Im Außen- und im Entwicklungsministerium gelten künftig Konzepte für eine Politik, mit der die Gleichberechtigung von Frauen gestärkt werden soll. Bundesaußenministerin Annalena Baerbock und Entwicklungsministerin Svenja Schulze stellten ihre Leitlinien gemeinsam im Bundeskabinett vor.
"Wir rufen nicht eine Revolution aus, sondern wir tun eine Selbstverständlichkeit", sagte Baerbock im Anschluss an die Sitzung. Es werde umgesetzt, was im Grundgesetz und der Erklärung der Menschenrechte stehe. Feministische Außen- und Entwicklungspolitik solle sich "künftig durch alle Bereiche" außenpolitischen Handelns ziehen, sagte Baerbock.
Sie sprach auch von einem "Realfeminismus". Es gehe um einen pragmatischen Ansatz. Wenn die Hälfte der Gesellschaft weltweit aus Frauen besteht, müssten sie auch berücksichtigt werden. Die Strategie solle auch nach innen wirken.
Schulze: Nicht auf Potenzial verzichten
"Wir wollen Gesellschaften gerechter machen. Und da kann man nicht auf die Hälfte des Potenzials, nämlich auf die Frauen, verzichten, sondern sie müssen mitgedacht werden", ergänzte Entwicklungsministerin Schulze.
Wenn Frauen selber entscheiden könnten, wann sie mit wem Kinder bekommen, bedeute dies, dass junge Mädchen die Schule abschließen könnten, sagte Schulze. Sie erhielten die Chance auf einen Arbeitsplatz, um für sich selbst zu sorgen.
Gleichstellung als Bedingung
Das Entwicklungsministerium hatte bereits am Morgen seine Eckpunkte vorgelegt. Das Konzept soll in der Zusammenarbeit mit den Partnerländern verankert werden. Bis 2025 sollen demnach über 90 Prozent der neu zugesagten Projektmittel des Entwicklungsministeriums in Vorhaben fließen, die die Gleichstellung voranbringen. 2021 waren es etwa 64 Prozent.
Mindestens 50 Prozent der Führungspositionen im Entwicklungsressort sollen mit Frauen besetzt werden. In internationalen Organisationen wie den UN, der Weltbank und der EU will das Ministerium die feministische Entwicklungspolitik auf die Tagesordnung setzen.
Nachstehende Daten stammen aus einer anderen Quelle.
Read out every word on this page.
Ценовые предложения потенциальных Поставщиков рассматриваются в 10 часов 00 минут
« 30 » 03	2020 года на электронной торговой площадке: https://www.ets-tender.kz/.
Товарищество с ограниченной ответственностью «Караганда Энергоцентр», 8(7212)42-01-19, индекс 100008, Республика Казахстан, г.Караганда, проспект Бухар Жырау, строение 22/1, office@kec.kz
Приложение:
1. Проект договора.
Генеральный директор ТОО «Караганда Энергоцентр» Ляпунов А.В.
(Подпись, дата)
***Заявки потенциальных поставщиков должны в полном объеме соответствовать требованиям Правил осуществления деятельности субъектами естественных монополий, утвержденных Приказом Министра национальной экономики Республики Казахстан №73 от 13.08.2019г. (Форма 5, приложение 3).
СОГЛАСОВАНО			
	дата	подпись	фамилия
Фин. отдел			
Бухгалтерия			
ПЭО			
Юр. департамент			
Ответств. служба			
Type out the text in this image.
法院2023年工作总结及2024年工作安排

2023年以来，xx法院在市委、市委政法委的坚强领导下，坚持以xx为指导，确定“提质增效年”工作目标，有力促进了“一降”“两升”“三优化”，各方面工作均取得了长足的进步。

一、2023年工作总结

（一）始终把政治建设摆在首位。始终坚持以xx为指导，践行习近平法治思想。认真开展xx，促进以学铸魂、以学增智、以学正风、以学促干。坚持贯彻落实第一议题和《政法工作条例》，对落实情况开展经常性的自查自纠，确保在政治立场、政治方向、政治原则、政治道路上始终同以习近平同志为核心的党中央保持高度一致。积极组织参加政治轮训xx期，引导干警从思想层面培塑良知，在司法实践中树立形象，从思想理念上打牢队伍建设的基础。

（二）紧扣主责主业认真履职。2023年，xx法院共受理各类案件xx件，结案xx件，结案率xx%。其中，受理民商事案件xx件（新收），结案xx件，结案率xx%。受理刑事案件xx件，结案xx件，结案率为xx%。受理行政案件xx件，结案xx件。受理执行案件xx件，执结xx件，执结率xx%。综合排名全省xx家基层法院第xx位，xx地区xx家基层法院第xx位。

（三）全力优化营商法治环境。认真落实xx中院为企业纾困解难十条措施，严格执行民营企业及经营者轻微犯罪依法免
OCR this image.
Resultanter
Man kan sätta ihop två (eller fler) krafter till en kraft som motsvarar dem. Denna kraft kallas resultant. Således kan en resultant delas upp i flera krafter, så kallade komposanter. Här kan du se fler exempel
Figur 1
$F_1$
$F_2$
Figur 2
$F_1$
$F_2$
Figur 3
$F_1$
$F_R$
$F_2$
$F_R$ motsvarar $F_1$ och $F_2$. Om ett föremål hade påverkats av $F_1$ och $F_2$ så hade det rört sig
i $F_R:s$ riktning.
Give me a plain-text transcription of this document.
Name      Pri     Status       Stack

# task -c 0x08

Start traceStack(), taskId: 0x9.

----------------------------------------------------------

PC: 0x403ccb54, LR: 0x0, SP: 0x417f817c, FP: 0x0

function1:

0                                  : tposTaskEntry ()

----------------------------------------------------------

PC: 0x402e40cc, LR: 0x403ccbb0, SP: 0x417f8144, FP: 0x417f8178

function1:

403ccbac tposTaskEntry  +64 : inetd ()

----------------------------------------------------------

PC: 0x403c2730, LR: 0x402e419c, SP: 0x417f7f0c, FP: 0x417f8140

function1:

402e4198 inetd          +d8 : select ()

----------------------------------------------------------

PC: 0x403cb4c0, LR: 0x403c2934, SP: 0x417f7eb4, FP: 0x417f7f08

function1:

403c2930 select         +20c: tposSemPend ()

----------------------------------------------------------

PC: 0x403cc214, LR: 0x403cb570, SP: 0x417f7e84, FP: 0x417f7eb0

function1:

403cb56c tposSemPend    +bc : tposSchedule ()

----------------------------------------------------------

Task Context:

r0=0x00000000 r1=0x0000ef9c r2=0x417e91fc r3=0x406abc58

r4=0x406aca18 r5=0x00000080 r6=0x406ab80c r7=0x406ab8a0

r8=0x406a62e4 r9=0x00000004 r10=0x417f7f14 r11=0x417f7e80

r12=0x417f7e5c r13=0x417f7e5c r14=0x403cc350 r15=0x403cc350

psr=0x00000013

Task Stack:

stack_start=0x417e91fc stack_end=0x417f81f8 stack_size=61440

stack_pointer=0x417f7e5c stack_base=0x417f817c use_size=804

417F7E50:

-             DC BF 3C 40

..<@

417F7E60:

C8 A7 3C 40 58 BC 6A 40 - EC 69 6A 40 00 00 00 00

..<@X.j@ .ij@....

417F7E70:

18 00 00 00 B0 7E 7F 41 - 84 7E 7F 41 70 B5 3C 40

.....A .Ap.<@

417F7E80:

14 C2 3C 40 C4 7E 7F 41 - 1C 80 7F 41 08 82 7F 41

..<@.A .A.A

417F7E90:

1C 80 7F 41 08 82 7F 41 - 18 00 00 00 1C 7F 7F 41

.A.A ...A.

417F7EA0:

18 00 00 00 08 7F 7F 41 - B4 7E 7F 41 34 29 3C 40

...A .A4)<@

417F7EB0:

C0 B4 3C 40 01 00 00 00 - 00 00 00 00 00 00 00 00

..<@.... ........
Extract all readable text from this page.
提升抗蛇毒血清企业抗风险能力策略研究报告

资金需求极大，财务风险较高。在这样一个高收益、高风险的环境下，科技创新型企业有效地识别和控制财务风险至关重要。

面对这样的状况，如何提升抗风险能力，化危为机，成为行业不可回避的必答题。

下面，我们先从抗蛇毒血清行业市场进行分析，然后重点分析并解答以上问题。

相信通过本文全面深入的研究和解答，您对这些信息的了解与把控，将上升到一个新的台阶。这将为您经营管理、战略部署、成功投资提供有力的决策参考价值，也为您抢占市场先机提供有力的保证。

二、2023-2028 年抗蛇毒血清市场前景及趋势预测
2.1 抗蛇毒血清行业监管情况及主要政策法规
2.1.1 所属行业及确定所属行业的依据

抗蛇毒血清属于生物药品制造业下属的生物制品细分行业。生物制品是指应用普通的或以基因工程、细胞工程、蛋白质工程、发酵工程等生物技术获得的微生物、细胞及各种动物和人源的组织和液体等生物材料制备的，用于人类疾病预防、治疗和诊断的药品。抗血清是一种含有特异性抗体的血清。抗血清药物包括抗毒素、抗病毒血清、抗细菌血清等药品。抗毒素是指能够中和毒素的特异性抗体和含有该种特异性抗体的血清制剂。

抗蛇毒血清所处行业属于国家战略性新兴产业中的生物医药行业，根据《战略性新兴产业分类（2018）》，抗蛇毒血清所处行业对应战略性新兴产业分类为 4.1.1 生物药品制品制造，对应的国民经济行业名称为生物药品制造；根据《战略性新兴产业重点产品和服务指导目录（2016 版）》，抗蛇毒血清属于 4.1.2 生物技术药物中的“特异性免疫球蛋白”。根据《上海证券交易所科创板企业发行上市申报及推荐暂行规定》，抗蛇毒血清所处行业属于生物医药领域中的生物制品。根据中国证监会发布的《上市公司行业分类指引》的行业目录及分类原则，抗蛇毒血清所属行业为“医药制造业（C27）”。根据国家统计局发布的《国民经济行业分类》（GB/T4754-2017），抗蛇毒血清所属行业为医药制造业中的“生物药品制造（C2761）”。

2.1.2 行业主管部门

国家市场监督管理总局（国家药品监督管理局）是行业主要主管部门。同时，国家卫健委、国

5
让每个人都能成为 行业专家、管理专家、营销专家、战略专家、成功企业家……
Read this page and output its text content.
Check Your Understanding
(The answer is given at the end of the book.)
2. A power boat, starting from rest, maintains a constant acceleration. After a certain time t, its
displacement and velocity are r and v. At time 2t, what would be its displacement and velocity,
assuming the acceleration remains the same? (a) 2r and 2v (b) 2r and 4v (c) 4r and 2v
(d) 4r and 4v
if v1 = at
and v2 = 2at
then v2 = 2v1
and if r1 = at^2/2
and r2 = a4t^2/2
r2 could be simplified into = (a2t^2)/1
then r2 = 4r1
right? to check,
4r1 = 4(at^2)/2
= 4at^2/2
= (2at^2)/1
Kritik an den Konzepten kommt aus der Opposition von Union und Linksfraktion - aber auch aus den Reihen des Koalitionspartners FDP. Deren stellvertretender Parteichef Wolfgang Kubicki sagte dem digitalen Medienhaus "Table.Media": "Ich halte wenig vom Konzept der feministischen Außenpolitik, weil es weniger darauf abzielt, diplomatische Verbesserungen zu erwirken als auf die emotionale Befriedigung innenpolitischer Akteure."
"Konzepte schreiben sich leichter"
Der Außenexperte Jürgen Hardt von der CDU hielt Baerbock angesichts ihrer neuen Leitlinien zu zögerliches Verhalten gegenüber dem Iran vor. "Mit einer umgehenden und unmissverständlichen Positionierung an der Seite der protestierenden Frauen im Iran hätte die Bundesregierung zeigen können, was feministische Außenpolitik in der Praxis bedeutet", sagte er der Nachrichtenagentur dpa. "Konzepte schreiben sich leichter, als tatsächlich Mut oder auch nur politisches Kapital aufzubringen, um Frauen tatkräftig zu unterstützen."
Linken-Chefin Janine Wissler sagte den Zeitungen der Funke Mediengruppe, Waffenexporte nach Saudi-Arabien oder Flüssiggasgeschäfte mit Katar seien kein Ausdruck feministischer oder wertebasierter Außenpolitik. "Wer Waffen in Länder exportieren lässt, wo Frauen- und Menschenrechte mit Füßen getreten werden, kann diesem Anspruch nicht glaubhaft gerecht werden."